The Cooper administration may have lost a key ally in its attempt to expand Medicaid under the Affordable Care Act: the U.S. Department of Health and Human Services, the Cabinet agency that controls Medicaid.

HHS officials joined Senate leader Phil Berger, R-Rockingham, and House Speaker Tim Moore, R-Cleveland, in a motion in the federal lawsuit trying to block Gov. Roy Cooper’s unilateral efforts to expand enrollment in the government health insurance program primarily serving the poor, aged, and disabled.

Outgoing Obama administration HHS Secretary Sylvia Burwell was named as a defendant along with Dempsey Benton, the state’s interim secretary of the state Department of Health and Human Services, in the original court filing.

Now, the federal government may have changed sides.

U.S. District Court Judge Louise Flanagan signed an order Friday granting the request by the plaintiffs and HHS in the form of a 60-day halt of further litigation. The dispute had been scheduled for a hearing Friday morning before Flanagan.

Berger, Moore, and HHS asked the court for the stay Wednesday “to allow time for incoming officials in the new administration to evaluate the issues in this case.”

Both the plaintiffs and state Department of Health and Human Services officials noted the Trump administration might decide to reject Cooper’s request.

Because President Trump’s incoming administration has 60 days to review, approve, alter, or reject any new or proposed federal agency rules and regulations, some lawmakers and Medicaid experts believe Cooper’s proposal is doomed.

That’s due, in large part, to Trump’s opposition to Obamacare, under which Medicaid expansion occurs. Rep. Tom Price, R-Ga., Trump’s nominee for Health and Human Services secretary, opposes Medicaid expansion, and Trump and the Republican-controlled Congress have begun the process of repealing Obamacare.

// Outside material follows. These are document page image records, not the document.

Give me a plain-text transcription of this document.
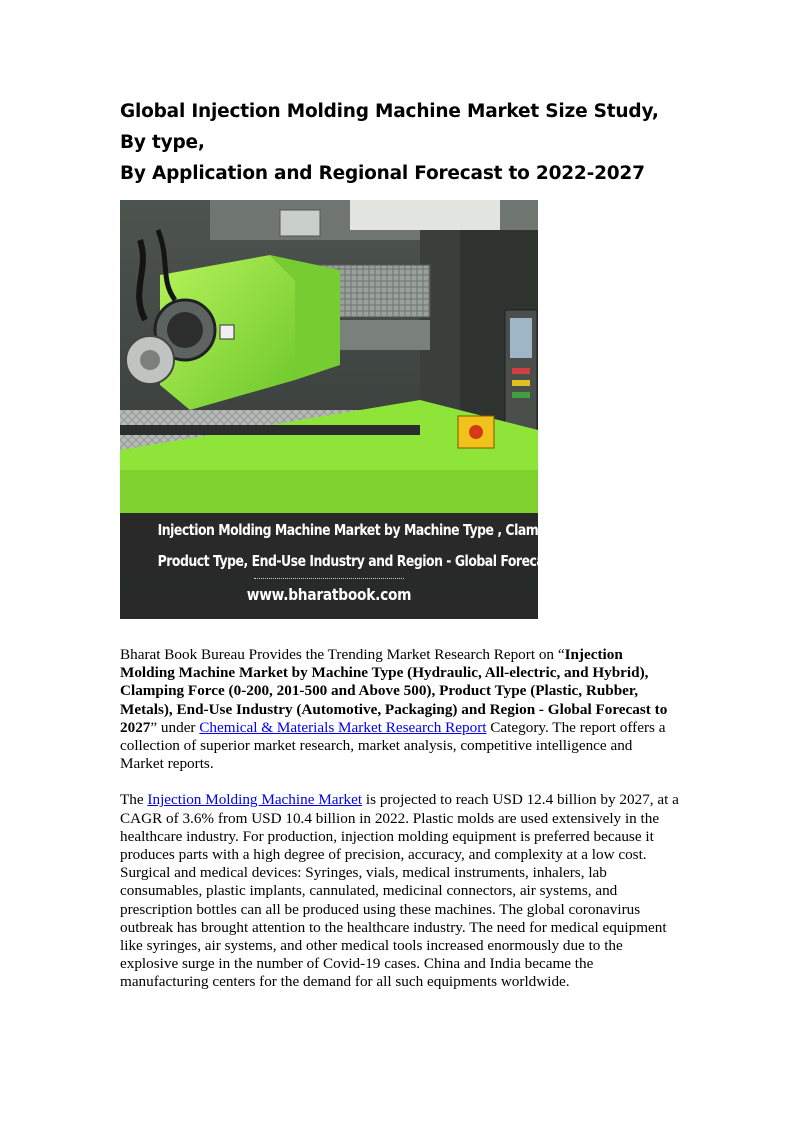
Global Injection Molding Machine Market Size Study, By type,
By Application and Regional Forecast to 2022-2027
Injection Molding Machine Market by Machine Type , Clamping Force,
Product Type, End-Use Industry and Region - Global Forecast to 2027
www.bharatbook.com

Bharat Book Bureau Provides the Trending Market Research Report on “Injection Molding Machine Market by Machine Type (Hydraulic, All-electric, and Hybrid), Clamping Force (0-200, 201-500 and Above 500), Product Type (Plastic, Rubber, Metals), End-Use Industry (Automotive, Packaging) and Region - Global Forecast to 2027” under Chemical & Materials Market Research Report Category. The report offers a collection of superior market research, market analysis, competitive intelligence and Market reports.

The Injection Molding Machine Market is projected to reach USD 12.4 billion by 2027, at a CAGR of 3.6% from USD 10.4 billion in 2022. Plastic molds are used extensively in the healthcare industry. For production, injection molding equipment is preferred because it produces parts with a high degree of precision, accuracy, and complexity at a low cost. Surgical and medical devices: Syringes, vials, medical instruments, inhalers, lab consumables, plastic implants, cannulated, medicinal connectors, air systems, and prescription bottles can all be produced using these machines. The global coronavirus outbreak has brought attention to the healthcare industry. The need for medical equipment like syringes, air systems, and other medical tools increased enormously due to the explosive surge in the number of Covid-19 cases. China and India became the manufacturing centers for the demand for all such equipments worldwide.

Flanagan issued a temporary restraining order Jan. 14 blocking Cooper’s attempt to expand Medicaid enrollment without legislative approval.

Flanagan canceled the Friday hearing and said that a 60-day stay would be in effect while the court “is positioned to decide the matter on the parties’ written submissions.” State defendants were required by the judge to file their position on the ruling today.

At the end of the 60-day stay, a joint notice from both sides in the dispute must be filed, “alerting the court whether a live dispute remains in this case.” The parties have a March 31 deadline to file a response “as to what disputes, if any, remain,” Flanagan’s order states.

State DHHS officials filed a motion Wednesday opposing the preliminary injunction, citing a variety of constitutional claims. Those included an argument that Medicaid expansion is a matter to be decided at the state level and that Berger and Moore cannot sue on behalf of the General Assembly.

“No amount of artful pleading can disguise that their claim arises under state law, nor can they conceal that this ‘intramural dispute’ between state officials … has no business in federal court,” they said in their brief.

In their filing DHHS officials noted that the case is not “ripe” for federal action because the Centers for Medicare and Medicaid Services, to which Cooper’s expansion proposal was submitted, “might decline to approve” the request. They also said “a dramatic change of circumstances has occurred … with the inauguration of a new president and the appointment of a new acting secretary” at HHS in Washington.

Editor’s note: The initial version of this story said Flanagan issued the 60-day order Thursday. She did not sign the order until Friday.